Glyphosate, the world’s most widely used herbicide and one long touted as harmless to animals, might be taking a toll on honey bees. The chemical appears to disrupt the microbial community in the bees’ digestive system, making them more vulnerable to infection. The discovery adds another potential reason for the alarming decline of honey bees in parts of the world, as well as that of other pollinators that live in colonies, such as bumble bees.
“This is really critical,” says Fred Gould, an entomologist at North Carolina State University in Raleigh who was not involved in the work. The study challenges the conventional wisdom that animals are immune to glyphosate because it targets a cellular mechanism particular to plants and some bacteria. “I was surprised.”
Glyphosate kills plants by blocking an enzyme they use to make several key amino acids, the building blocks of proteins. Animals don’t produce this enzyme, but it is used by some bacteria.

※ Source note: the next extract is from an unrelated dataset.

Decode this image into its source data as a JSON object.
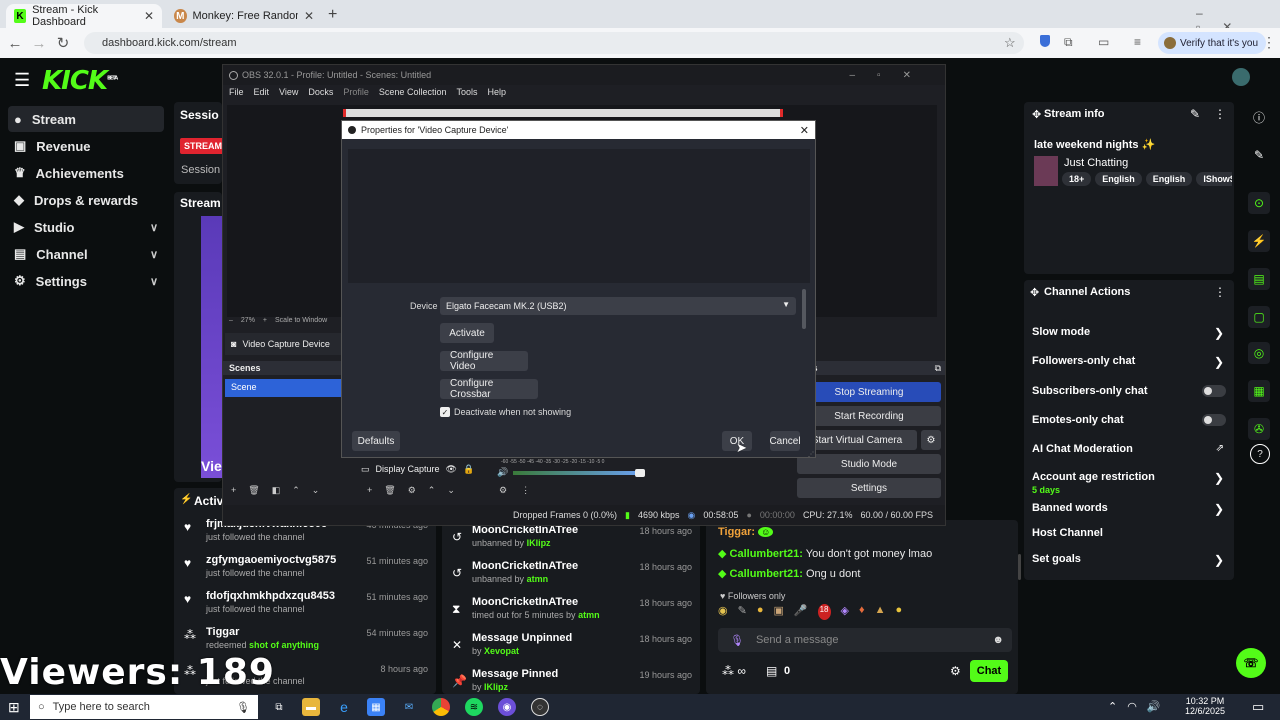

This sparked the interest of Nancy Moran, an evolutionary biologist at the University of Texas in Austin, who has spent a decade examining the gut microbiome—the population of bacteria that inhabit the intestines of animals—of honey bees (Apis mellifera). She and colleagues took approximately 2000 bees from a hive and fed some a sugar syrup and others syrup dosed with glyphosate at levels similar to those they might encounter in the environment while foraging for food. Three days after returning to the hive, the guts of glyphosate-fed bees had lower levels of a bacterium known as Snodgrassella alvi than those bees that were not exposed. Some of the results were confusing; bees that got the most glyphosate had a more normal looking microbiome after 3 days than those that had lower doses. Moran says it’s not clear whether that’s because more bees with the higher dose died, leaving behind ones that better withstood the herbicide.
In further tests, bees that consumed glyphosate had five times less of the bacterium. In a petri dish, most strains of S. alvi either slowed or stopped growing after a high dose of glyphosate.
This change in a bee’s microbial inhabitants appears to make it more vulnerable to lethal infections. In tests on several hundred bees, only 12% of insects fed glyphosate survived infection from Serratia marcescens—a bacterium widely found in trace amounts in beehives and bee guts that can cause infections by invading other parts of a bee’s body—compared with 47% not fed glyphosate.
It’s not clear why a glyphosate-disrupted microbiome would make the bees more susceptible to infection, Moran says. S. alvi lines part of the gut wall, and could create a protective barrier. It also secretes a chemical that could attack invading bacteria, she says.
The findings—reported today in the Proceedings of the National Academy of Sciences—add a new factor to a constellation of potential reasons for the decline of honey bees witnessed in recent years, says Gene Robinson, a honey bee geneticist at the University of Illinois in Urbana who was not involved with the study. In recent years, U.S. commercial beekeepers have seen almost a third of their hives fail during the winter, more than twice the historic rate. Researchers believe that pesticides, pathogens, parasites, and nutritional problems all play a role. A major strength of the new paper is that it points to a mechanism—the disruption of gut microbes—for how a pesticide could affect the bees, he says.
The discovery also raises questions about whether glyphosate is affecting the microbiome of other animals, including people. The role of microbes in the human gut has a lot of similarities to bee guts, Moran says. More research is needed; humans have different microbes in their guts, they have vastly larger bacterial populations and are likely exposed to much lower doses of glyphosate than are bees.
The new research is certain to make a controversial herbicide even more of a flashpoint. Some have also warned it could sicken people. Public health agencies have offered conflicting assessments of whether the chemical is a likely carcinogen.